Pour aller puiser la chaleur contenue dans le sol, de l’eau est injectée à haute pression dans la croute terrestre. Elle est ensuite récupérée sous forme de vapeur et utilisée pour faire tourner une turbine puis produire de l'électricité. ©Photo : EPFL

EPFL : La présence d'eau dans les roches atténue la force d'un séisme induit

(SP) Des chercheurs de l’EPFL et de l’ENS Paris ont découvert que la présence de fluides sous pression dans le sol pouvait limiter l’intensité des tremblements de terre induits par certaines activités humaines souterraines, telles que la géothermie. Les résultats de l’étude sont publiés dans Nature Communications.


De l’ordre de cent mille enregistrés chaque année sur l’ensemble de la planète, les tremblements de terre ne sont pas tous d’origine naturelle. Certains – en général de force modérée – peuvent être déclenchés par des activités humaines menées dans le sous-sol. On parle alors de séismes induits. Afin de mieux en comprendre les mécanismes spécifiques, des chercheurs du Laboratoire expérimental de mécanique des roches de l’EPFL (LEMR) et de l’Ecole Normale de Paris ont mené une étude sur le rôle des fluides dans la propagation de ce type de secousses. Ils ont fait une découverte totalement contre-intuitive, c’est-à-dire qu’une forte pression de l’eau limitait l’intensité du séisme plutôt que de l’augmenter.

Séismes induits en Suisse liés surtout à la géothermie
Les séismes induits peuvent notamment être déclenchés par des activités comme l’exploitation minière, l’extraction de gaz ou de pétrole, le stockage de déchets toxiques ou de CO2, la construction de tunnels ou de lacs de retenue, et surtout la géothermie. Car en Suisse, les séismes d’origine humaine sont essentiellement liés à des projets visant à développer cette forme d’énergie renouvelable.
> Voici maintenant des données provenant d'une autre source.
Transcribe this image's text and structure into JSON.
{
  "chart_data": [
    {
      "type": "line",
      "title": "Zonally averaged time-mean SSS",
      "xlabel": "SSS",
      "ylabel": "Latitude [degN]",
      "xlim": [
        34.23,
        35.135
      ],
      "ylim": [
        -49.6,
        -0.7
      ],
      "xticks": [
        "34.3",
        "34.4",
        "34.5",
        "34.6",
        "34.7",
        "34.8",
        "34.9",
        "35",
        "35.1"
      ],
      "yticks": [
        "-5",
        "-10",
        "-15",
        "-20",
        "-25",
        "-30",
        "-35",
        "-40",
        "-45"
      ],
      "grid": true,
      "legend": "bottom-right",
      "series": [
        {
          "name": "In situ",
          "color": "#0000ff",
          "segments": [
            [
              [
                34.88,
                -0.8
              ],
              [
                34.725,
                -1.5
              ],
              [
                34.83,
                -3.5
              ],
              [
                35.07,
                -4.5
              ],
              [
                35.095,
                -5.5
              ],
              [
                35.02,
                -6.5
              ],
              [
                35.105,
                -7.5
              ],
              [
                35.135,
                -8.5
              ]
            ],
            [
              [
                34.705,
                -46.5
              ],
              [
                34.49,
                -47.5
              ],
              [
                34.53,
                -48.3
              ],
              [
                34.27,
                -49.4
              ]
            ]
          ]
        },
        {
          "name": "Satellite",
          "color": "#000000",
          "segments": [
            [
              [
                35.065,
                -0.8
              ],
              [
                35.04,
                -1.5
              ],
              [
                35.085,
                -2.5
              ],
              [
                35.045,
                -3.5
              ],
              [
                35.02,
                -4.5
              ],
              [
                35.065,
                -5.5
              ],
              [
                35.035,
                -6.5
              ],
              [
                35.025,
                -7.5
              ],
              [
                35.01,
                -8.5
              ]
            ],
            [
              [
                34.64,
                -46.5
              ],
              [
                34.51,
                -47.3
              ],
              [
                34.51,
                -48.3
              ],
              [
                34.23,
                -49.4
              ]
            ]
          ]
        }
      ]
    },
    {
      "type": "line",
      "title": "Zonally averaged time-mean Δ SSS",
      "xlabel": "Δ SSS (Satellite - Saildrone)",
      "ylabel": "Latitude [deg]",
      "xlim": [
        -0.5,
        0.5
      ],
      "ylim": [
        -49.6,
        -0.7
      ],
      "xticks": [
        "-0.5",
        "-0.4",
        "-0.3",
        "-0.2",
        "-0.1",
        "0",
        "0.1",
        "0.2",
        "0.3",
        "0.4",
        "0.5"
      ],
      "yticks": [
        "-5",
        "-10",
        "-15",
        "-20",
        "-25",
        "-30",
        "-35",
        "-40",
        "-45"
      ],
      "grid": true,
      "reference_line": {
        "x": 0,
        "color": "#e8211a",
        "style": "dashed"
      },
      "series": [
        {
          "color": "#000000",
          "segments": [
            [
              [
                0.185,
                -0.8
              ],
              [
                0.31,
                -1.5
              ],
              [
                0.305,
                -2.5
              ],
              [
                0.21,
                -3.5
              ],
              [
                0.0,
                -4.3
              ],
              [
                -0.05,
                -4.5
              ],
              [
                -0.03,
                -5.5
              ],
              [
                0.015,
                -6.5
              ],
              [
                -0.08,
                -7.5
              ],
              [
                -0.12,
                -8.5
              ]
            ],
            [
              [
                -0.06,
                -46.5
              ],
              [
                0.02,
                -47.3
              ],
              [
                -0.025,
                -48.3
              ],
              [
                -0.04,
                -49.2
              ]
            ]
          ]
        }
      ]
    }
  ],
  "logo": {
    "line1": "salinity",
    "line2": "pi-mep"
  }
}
Selon des chiffres du Service sismologique Suisse, une telle opération menée dans le sous-sol bâlois avait par exemple provoqué un séisme d’une magnitude de 3.4 en 2006. Un autre de magnitude 3.5 s’était produit à Saint-Gall en 2013.

Pour aller puiser la chaleur contenue dans le sol, de l’eau est injectée à haute pression dans la croute terrestre, à des profondeurs allant de 2 à 4 kilomètres. Elle est ensuite récupérée sous forme de vapeur et utilisée pour faire tourner une turbine puis produire de l'électricité. «Une telle manœuvre peut modifier l’équilibre des roches et agir sur les failles environnantes, favorisant ainsi le déclenchement de séismes locaux», explique Marie Violay, qui dirige le LEMR. Des séismes qui représentent un défi particulièrement important pour les tenants de la géothermie, relève Mateo Acosta, doctorant au LEMR et premier auteur de l’étude: «Même si ces tremblements de terre sont généralement de faible intensité, ils peuvent engendrer des dégâts et susciter des inquiétudes dans la population, qui peuvent aller jusqu’à faire capoter des projets.»

Absorption de chaleur
Le jeune homme a mené des essais visant à recréer les conditions d’un tremblement de terre, intégrant différents degrés de pression des fluides, afin d’étudier la manière dont ceux-ci influencent la dynamique des failles. Le chercheur s’est principalement intéressé à l’étape de la propagation d’un séisme, c’est-à-dire le moment où les deux plaques constituant la faille glissent l’une sur l’autre, générant des ondes qui se diffusent ensuite aux alentours.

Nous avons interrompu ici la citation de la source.